Sağlık sorunları arttı, vakalar çözülemedi
Toplu yaşam nedeniyle birçok hastalığın meydana geldiğini belirten Antalya Tabip Odası Kadın Hekimlik ve Kadın Sağlığı Komisyonu Üyesi Doktor Hafize Öztürk, “Depremde yaklaşık 15 milyon kişi etkilenirken 4 milyon kişi ise yer değiştirmek zorunda kaldı. Bu çok boyutlu sorunların yaşandığı dönemdi. Pek çok kadın kalabalık yaşam ortamında görece tanımadıkları insanlarla birlikte tuvalete gitmemek için hastalandılar.
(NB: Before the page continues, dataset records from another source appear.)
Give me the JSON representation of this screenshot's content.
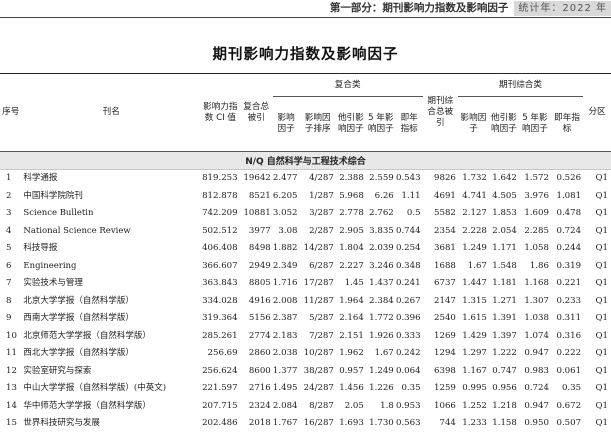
{
  "running_head": {
    "section": "第一部分：期刊影响力指数及影响因子",
    "year_tag": "统计年：2022 年"
  },
  "table_title": "期刊影响力指数及影响因子",
  "headers": {
    "no": "序号",
    "journal": "刊名",
    "ci": "影响力指数 CI 值",
    "composite_group": "复合类",
    "comp_total_cites": "复合总被引",
    "comp_if": "影响因子",
    "comp_if_rank": "影响因子排序",
    "comp_other_ratio": "他引影响因子",
    "comp_5yr_if": "5 年影响因子",
    "comp_immediacy": "即年指标",
    "journal_total_cites": "期刊综合总被引",
    "general_group": "期刊综合类",
    "gen_if": "影响因子",
    "gen_other_ratio": "他引影响因子",
    "gen_5yr_if": "5 年影响因子",
    "gen_immediacy": "即年指标",
    "zone": "分区"
  },
  "band_label": "N/Q  自然科学与工程技术综合",
  "rows": [
    {
      "no": "1",
      "name": "科学通报",
      "ci": "819.253",
      "tc": "19642",
      "if": "2.477",
      "rank": "4/287",
      "oif": "2.388",
      "if5": "2.559",
      "imm": "0.543",
      "jtc": "9826",
      "gif": "1.732",
      "goif": "1.642",
      "gif5": "1.572",
      "gimm": "0.526",
      "zone": "Q1"
    },
    {
      "no": "2",
      "name": "中国科学院院刊",
      "ci": "812.878",
      "tc": "8521",
      "if": "6.205",
      "rank": "1/287",
      "oif": "5.968",
      "if5": "6.26",
      "imm": "1.11",
      "jtc": "4691",
      "gif": "4.741",
      "goif": "4.505",
      "gif5": "3.976",
      "gimm": "1.081",
      "zone": "Q1"
    },
    {
      "no": "3",
      "name": "Science Bulletin",
      "ci": "742.209",
      "tc": "10881",
      "if": "3.052",
      "rank": "3/287",
      "oif": "2.778",
      "if5": "2.762",
      "imm": "0.5",
      "jtc": "5582",
      "gif": "2.127",
      "goif": "1.853",
      "gif5": "1.609",
      "gimm": "0.478",
      "zone": "Q1"
    },
    {
      "no": "4",
      "name": "National Science Review",
      "ci": "502.512",
      "tc": "3977",
      "if": "3.08",
      "rank": "2/287",
      "oif": "2.905",
      "if5": "3.835",
      "imm": "0.744",
      "jtc": "2354",
      "gif": "2.228",
      "goif": "2.054",
      "gif5": "2.285",
      "gimm": "0.724",
      "zone": "Q1"
    },
    {
      "no": "5",
      "name": "科技导报",
      "ci": "406.408",
      "tc": "8498",
      "if": "1.882",
      "rank": "14/287",
      "oif": "1.804",
      "if5": "2.039",
      "imm": "0.254",
      "jtc": "3681",
      "gif": "1.249",
      "goif": "1.171",
      "gif5": "1.058",
      "gimm": "0.244",
      "zone": "Q1"
    },
    {
      "no": "6",
      "name": "Engineering",
      "ci": "366.607",
      "tc": "2949",
      "if": "2.349",
      "rank": "6/287",
      "oif": "2.227",
      "if5": "3.246",
      "imm": "0.348",
      "jtc": "1688",
      "gif": "1.67",
      "goif": "1.548",
      "gif5": "1.86",
      "gimm": "0.319",
      "zone": "Q1"
    },
    {
      "no": "7",
      "name": "实验技术与管理",
      "ci": "363.843",
      "tc": "8805",
      "if": "1.716",
      "rank": "17/287",
      "oif": "1.45",
      "if5": "1.437",
      "imm": "0.241",
      "jtc": "6737",
      "gif": "1.447",
      "goif": "1.181",
      "gif5": "1.168",
      "gimm": "0.221",
      "zone": "Q1"
    },
    {
      "no": "8",
      "name": "北京大学学报（自然科学版）",
      "ci": "334.028",
      "tc": "4916",
      "if": "2.008",
      "rank": "11/287",
      "oif": "1.964",
      "if5": "2.384",
      "imm": "0.267",
      "jtc": "2147",
      "gif": "1.315",
      "goif": "1.271",
      "gif5": "1.307",
      "gimm": "0.233",
      "zone": "Q1"
    },
    {
      "no": "9",
      "name": "西南大学学报（自然科学版）",
      "ci": "319.364",
      "tc": "5156",
      "if": "2.387",
      "rank": "5/287",
      "oif": "2.164",
      "if5": "1.772",
      "imm": "0.396",
      "jtc": "2540",
      "gif": "1.615",
      "goif": "1.391",
      "gif5": "1.038",
      "gimm": "0.311",
      "zone": "Q1"
    },
    {
      "no": "10",
      "name": "北京师范大学学报（自然科学版）",
      "ci": "285.261",
      "tc": "2774",
      "if": "2.183",
      "rank": "7/287",
      "oif": "2.151",
      "if5": "1.926",
      "imm": "0.333",
      "jtc": "1269",
      "gif": "1.429",
      "goif": "1.397",
      "gif5": "1.074",
      "gimm": "0.316",
      "zone": "Q1"
    },
    {
      "no": "11",
      "name": "西北大学学报（自然科学版）",
      "ci": "256.69",
      "tc": "2860",
      "if": "2.038",
      "rank": "10/287",
      "oif": "1.962",
      "if5": "1.67",
      "imm": "0.242",
      "jtc": "1294",
      "gif": "1.297",
      "goif": "1.222",
      "gif5": "0.947",
      "gimm": "0.222",
      "zone": "Q1"
    },
    {
      "no": "12",
      "name": "实验室研究与探索",
      "ci": "256.624",
      "tc": "8600",
      "if": "1.377",
      "rank": "38/287",
      "oif": "0.957",
      "if5": "1.249",
      "imm": "0.064",
      "jtc": "6398",
      "gif": "1.167",
      "goif": "0.747",
      "gif5": "0.983",
      "gimm": "0.061",
      "zone": "Q1"
    },
    {
      "no": "13",
      "name": "中山大学学报（自然科学版）(中英文)",
      "ci": "221.597",
      "tc": "2716",
      "if": "1.495",
      "rank": "24/287",
      "oif": "1.456",
      "if5": "1.226",
      "imm": "0.35",
      "jtc": "1259",
      "gif": "0.995",
      "goif": "0.956",
      "gif5": "0.724",
      "gimm": "0.35",
      "zone": "Q1"
    },
    {
      "no": "14",
      "name": "华中师范大学学报（自然科学版）",
      "ci": "207.715",
      "tc": "2324",
      "if": "2.084",
      "rank": "8/287",
      "oif": "2.05",
      "if5": "1.8",
      "imm": "0.953",
      "jtc": "1066",
      "gif": "1.252",
      "goif": "1.218",
      "gif5": "0.947",
      "gimm": "0.672",
      "zone": "Q1"
    },
    {
      "no": "15",
      "name": "世界科技研究与发展",
      "ci": "202.486",
      "tc": "2018",
      "if": "1.767",
      "rank": "16/287",
      "oif": "1.693",
      "if5": "1.730",
      "imm": "0.563",
      "jtc": "744",
      "gif": "1.233",
      "goif": "1.158",
      "gif5": "0.950",
      "gimm": "0.507",
      "zone": "Q1"
    }
  ]
}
Kadınlarda vajinik vakası, idrar yolu enfeksiyonu karşılaştığımız en çok vakalardan biri olarak karşımıza çıktı. Kadınlar, gebelikten koruyucu yollara ulaşamadılar. Şiddet gördüklerinde kamusal organizasyonlar yıkılmıştı. Güvenlik güçlerinden yeterince destek alamayan kadınlara yönelik şiddet vakaları yaşandığı yerde kaldı. Çok kolay çözülebilecek sorunlar, ulaşım problemiyle çözülebilecekken çözülememiştir” dedi.
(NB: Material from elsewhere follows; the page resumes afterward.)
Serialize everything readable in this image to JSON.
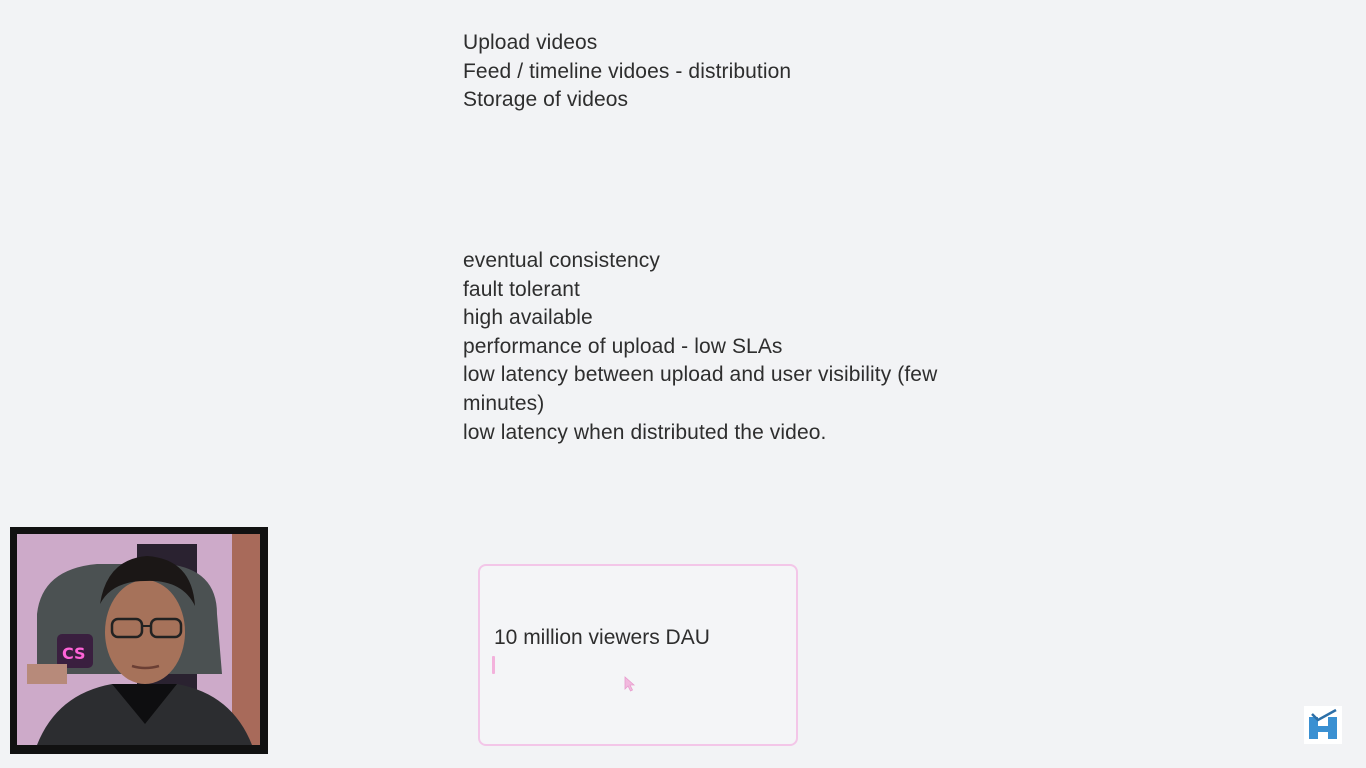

“Çok sayıda belge delil olarak kayıtlara alındı”
Deprem zamanında bütün kurumların yetersiz kaldığına söyleyen Antalya Barosu Kadın Hakları ve Toplumsal Cinsiyet Eşitliği Kurulu’ndan Avukat Esra Gençer Özdemir, “Depremin ilk günlerinde bireysel çabalarla insanlar dayanışma içerisinde birbirlerine yardım etmek zorunda kaldılar. Avukatlar olarak depremin ilk gününden bu yana oraya giden ve olan arkadaşlarımız birçok suçu da önlediler. Antakya’da yıkılan binalara ilişkin resmi belgelerin bulunduğu kamu kurumunu binası yıkılmamıştı. Depremin ardından ilk yıkılmak istenen bina bu yer oldu. Bu bir tesadüf değil tabi ki de. Avukatlar, yıkım ekiplerinin önünde nöbet tutarak bu binayı yıktırmadılar. Bu sayede çok sayıda belge delil olarak kayıtlara alındı” dedi. Özdemir ayrıca, deprem bölgesinde çadırların yıkılan binaların yanına kurulmasının insanları asbeste maruz bıraktığına dikkat çekerek, “Depremin ardından yıkımın yarattığı asbest yalnızca bölgedeki insanları değil, rüzgârla birlikte farklı ülkelere ulaşarak orada da sağlık sorunlarına neden oldu.” şeklinde konuştu.